Sometimes a pattern will call for a double YO because it is going to direct you to work two different stitches into it in the next row. Other times patterns will call for a YO with two (or more) wraps and then it directs you to drop the extra yarn in the next row.

What a double YO does NOT do is make two holes side by side, even though that is what one might think when they see a YO2 in the instructions. As with all acronyms and shorthand notations, they are really neither prescriptive or descriptive and the the designer just assumes the knitter knows what is meant.

Something like "twice wrapped YO" instead of YO2 might be more clear. First picture below shows a YO2. As you can see, it produces two segments of yarn over the top of the needle.

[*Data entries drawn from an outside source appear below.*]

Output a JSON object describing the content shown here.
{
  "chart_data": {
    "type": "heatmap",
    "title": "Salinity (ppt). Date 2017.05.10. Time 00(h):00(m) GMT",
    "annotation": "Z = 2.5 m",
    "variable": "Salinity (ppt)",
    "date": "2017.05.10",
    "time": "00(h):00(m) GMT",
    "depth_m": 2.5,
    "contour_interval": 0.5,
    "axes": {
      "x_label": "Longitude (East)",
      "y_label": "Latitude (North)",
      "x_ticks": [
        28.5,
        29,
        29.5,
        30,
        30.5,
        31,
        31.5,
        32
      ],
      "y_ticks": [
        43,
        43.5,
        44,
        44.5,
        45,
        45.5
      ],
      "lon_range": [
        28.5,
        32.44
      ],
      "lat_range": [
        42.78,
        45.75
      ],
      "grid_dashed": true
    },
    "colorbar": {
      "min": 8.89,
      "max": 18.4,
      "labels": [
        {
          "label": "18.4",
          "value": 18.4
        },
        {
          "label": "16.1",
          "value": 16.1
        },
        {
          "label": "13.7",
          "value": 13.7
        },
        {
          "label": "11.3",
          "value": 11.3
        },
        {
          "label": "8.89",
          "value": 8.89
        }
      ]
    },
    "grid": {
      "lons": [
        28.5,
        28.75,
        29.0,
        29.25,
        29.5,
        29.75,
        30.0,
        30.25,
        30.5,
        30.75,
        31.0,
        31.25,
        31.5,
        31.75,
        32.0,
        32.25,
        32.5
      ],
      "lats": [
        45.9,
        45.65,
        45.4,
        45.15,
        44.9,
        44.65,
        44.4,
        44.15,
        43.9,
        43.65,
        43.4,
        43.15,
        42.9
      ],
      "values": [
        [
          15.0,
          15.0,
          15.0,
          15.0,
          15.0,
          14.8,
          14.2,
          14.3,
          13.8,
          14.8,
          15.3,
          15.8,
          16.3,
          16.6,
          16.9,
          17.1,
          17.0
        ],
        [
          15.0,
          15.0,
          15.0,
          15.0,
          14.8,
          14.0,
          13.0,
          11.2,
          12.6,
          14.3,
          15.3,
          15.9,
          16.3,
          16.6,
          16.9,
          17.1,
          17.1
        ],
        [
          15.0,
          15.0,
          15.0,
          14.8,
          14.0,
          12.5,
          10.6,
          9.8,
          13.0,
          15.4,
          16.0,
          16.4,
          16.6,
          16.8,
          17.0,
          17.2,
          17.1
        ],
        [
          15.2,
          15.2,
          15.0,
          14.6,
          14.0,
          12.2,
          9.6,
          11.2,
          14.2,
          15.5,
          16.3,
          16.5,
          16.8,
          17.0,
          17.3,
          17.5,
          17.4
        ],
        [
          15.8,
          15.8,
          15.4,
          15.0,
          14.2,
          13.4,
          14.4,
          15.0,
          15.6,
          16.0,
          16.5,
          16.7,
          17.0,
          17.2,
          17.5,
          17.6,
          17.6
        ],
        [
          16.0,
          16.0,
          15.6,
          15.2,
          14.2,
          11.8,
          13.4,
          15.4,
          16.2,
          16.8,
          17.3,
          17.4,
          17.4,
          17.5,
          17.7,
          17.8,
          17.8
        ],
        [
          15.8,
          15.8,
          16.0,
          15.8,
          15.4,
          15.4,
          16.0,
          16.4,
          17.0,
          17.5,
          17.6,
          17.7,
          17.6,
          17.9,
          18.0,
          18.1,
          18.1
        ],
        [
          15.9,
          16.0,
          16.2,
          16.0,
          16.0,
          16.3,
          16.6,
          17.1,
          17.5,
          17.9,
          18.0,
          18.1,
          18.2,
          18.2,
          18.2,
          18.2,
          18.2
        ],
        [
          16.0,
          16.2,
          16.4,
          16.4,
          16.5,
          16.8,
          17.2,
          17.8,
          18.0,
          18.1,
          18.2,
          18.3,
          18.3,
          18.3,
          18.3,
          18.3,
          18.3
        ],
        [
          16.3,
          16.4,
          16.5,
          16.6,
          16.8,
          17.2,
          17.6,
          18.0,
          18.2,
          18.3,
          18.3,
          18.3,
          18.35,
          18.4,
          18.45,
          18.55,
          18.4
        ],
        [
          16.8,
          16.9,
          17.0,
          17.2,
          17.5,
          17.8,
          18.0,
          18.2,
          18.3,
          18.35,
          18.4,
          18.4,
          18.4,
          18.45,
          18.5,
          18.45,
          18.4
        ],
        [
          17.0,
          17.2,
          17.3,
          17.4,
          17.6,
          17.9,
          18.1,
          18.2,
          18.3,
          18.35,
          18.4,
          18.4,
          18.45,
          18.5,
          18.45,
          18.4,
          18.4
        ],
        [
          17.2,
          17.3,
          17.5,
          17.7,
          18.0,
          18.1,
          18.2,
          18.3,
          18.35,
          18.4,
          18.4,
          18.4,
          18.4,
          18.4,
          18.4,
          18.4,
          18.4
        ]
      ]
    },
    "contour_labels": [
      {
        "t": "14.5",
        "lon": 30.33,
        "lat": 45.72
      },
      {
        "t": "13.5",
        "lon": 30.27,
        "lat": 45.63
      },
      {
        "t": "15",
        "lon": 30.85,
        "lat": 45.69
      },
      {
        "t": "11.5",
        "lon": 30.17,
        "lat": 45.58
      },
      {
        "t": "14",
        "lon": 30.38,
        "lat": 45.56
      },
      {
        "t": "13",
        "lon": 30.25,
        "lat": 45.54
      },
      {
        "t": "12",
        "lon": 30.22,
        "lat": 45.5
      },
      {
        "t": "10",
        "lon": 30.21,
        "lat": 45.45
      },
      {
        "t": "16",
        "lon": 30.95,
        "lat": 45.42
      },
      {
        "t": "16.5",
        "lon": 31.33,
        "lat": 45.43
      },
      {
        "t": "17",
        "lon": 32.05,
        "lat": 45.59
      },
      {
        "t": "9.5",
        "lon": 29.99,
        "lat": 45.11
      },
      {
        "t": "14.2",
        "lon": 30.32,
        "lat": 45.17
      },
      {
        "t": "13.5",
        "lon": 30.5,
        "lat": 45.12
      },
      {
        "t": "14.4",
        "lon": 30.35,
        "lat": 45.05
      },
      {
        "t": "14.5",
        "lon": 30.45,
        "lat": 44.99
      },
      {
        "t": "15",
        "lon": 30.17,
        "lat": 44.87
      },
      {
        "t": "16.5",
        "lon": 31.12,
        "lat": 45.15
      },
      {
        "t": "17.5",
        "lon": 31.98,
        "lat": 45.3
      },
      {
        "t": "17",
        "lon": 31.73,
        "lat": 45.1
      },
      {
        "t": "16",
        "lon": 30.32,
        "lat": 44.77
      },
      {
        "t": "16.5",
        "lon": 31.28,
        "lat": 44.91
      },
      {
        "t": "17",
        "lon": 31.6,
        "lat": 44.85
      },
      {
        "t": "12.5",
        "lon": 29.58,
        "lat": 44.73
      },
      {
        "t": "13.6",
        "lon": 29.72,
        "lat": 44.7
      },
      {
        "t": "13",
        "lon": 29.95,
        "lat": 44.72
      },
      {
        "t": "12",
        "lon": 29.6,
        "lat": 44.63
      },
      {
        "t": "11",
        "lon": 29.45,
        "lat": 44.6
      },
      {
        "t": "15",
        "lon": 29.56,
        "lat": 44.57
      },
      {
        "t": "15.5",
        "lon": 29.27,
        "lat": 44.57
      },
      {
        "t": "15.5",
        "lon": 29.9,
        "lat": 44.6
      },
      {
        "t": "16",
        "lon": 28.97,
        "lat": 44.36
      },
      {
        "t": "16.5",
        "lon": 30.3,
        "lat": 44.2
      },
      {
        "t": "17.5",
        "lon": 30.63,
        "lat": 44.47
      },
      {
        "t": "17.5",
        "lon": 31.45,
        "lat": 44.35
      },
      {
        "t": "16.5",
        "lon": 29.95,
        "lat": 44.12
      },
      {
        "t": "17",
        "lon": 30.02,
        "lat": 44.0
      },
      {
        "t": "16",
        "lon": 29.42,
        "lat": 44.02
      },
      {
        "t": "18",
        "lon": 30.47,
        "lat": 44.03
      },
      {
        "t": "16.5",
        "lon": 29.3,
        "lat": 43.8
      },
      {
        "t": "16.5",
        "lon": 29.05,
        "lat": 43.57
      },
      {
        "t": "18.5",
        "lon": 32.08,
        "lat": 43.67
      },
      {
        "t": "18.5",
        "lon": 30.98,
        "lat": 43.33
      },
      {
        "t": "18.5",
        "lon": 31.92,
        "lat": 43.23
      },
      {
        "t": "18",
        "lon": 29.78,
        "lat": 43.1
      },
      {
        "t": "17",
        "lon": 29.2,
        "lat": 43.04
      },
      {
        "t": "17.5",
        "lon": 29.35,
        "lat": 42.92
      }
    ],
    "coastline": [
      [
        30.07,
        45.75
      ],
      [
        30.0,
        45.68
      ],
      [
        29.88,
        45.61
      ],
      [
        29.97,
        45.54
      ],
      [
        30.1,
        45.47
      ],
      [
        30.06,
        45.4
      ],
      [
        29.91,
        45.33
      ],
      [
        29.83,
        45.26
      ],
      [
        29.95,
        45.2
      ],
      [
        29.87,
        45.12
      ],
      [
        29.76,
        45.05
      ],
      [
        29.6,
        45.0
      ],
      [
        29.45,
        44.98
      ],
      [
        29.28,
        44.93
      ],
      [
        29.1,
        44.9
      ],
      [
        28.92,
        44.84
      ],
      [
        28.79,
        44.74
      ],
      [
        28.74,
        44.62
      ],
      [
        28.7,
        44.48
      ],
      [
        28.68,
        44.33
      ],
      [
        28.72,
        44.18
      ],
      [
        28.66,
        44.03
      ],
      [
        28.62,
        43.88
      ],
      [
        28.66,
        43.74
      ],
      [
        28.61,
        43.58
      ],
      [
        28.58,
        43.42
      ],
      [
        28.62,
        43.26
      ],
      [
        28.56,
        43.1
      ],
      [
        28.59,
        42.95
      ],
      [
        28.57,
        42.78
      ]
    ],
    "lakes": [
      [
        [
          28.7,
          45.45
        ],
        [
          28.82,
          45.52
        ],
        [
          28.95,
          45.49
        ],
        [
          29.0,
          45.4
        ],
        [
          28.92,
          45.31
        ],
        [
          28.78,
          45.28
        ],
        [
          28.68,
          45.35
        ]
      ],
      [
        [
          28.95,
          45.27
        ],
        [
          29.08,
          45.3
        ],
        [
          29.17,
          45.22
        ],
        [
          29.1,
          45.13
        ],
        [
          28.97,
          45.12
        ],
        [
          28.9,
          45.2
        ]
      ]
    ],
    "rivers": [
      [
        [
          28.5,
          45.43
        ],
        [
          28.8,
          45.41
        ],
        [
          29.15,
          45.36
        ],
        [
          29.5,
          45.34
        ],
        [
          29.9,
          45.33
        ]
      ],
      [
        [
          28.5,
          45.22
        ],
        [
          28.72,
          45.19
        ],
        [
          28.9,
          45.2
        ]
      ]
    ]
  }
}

Most often (but not always) when you have a YO2 in the direction, in the following row the pattern will tell you to work a K1, P1 in the YO2s. (Second photo)

Actually, if you prefer, you can just work a single YO and then work the K1,P1 into the single YO. The resulting hole will be a little smaller, which may or may not be a look you want or like.

If you or any other KPers want more info on YOs I have written a tutorial on the subject. PM for more info on how to obtain it.

Regards,
Elyse



luvs2knit50 said:


> I have had problems with patterns with double yarn overs myself. I have since misplaced the pattern I was working on & would love to try again with all the information from this forum. I have to keep looking for it. It was in a Christmas magazine & was an afghan with many patterns in stripes. I tried several times to work it, but I just never got the double yarn overs. Be sure to post a picture!!


----------



## tulip2 (Sep 21, 2013)

thank you for all your help!I am going to knit up a swatch of 12 rows, the repeat pattern ,and see how I do. I will send a pic to your pm , then you can see what you think. I am using 10.5 circulars and just some DK yarn, so that the pattern is visible.
Hopefully I'll get that done today if I don't have a lot of interruptions!


----------



## StitchDesigner (Jan 24, 2011)

Just like you would purl INTO any other stitch.


----------